What I learned about work ethic was that the women professionals in those days were moderately hard working, but not unduly so.
A lot changed when Nick Faldo demonstrated that it was possible to go through a complete swing change, work unbelievably hard, and then win majors. People twigged that success, if they didn’t know already, was closely related to practice – a lesson which Gary Player had already offered years earlier, but few followed.
Now, the ‘grind’ is commonplace, and perhaps young pro golfers are starting to recognise the similarity of, say, doing a 9-5 office job which, for much of the time, is dull and uninspiring – but it pays the bills. The difference, needless to say, is that in golf you can put in the effort, have all the talent in the world, great course management skills but, without some luck and unless you can switch on your best game and focus at the most challenging times, you may not even be able to pay the rent.

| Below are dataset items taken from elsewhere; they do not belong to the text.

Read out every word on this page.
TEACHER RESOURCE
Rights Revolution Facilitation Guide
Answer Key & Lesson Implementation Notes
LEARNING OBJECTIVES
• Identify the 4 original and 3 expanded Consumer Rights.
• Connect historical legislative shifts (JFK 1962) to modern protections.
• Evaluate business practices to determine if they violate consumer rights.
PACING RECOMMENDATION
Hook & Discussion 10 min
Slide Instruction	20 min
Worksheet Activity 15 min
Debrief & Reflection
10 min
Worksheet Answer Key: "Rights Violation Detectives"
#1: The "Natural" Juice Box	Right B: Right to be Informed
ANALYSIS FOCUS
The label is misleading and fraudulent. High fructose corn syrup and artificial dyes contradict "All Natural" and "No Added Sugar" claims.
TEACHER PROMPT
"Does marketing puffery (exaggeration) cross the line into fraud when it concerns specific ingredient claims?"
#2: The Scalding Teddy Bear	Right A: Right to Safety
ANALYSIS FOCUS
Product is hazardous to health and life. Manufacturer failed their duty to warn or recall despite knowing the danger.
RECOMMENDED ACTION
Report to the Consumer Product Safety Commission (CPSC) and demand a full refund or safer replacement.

As a male golfer, I will always cherish the women’s game, if only because it is closer to my own game. Most women pros can outdrive me with ease these days, but it’s not unrealistic to want to emulate their game; however, it is beyond me to get remotely close to the McIlroys and DeChambeaus of this world.
The only issue I have with women’s golf is that it is unbearably slow, worse even than watching Spieth, Reid, or – god forbid – DeChambeau. This will kill interest in the game if it is not addressed.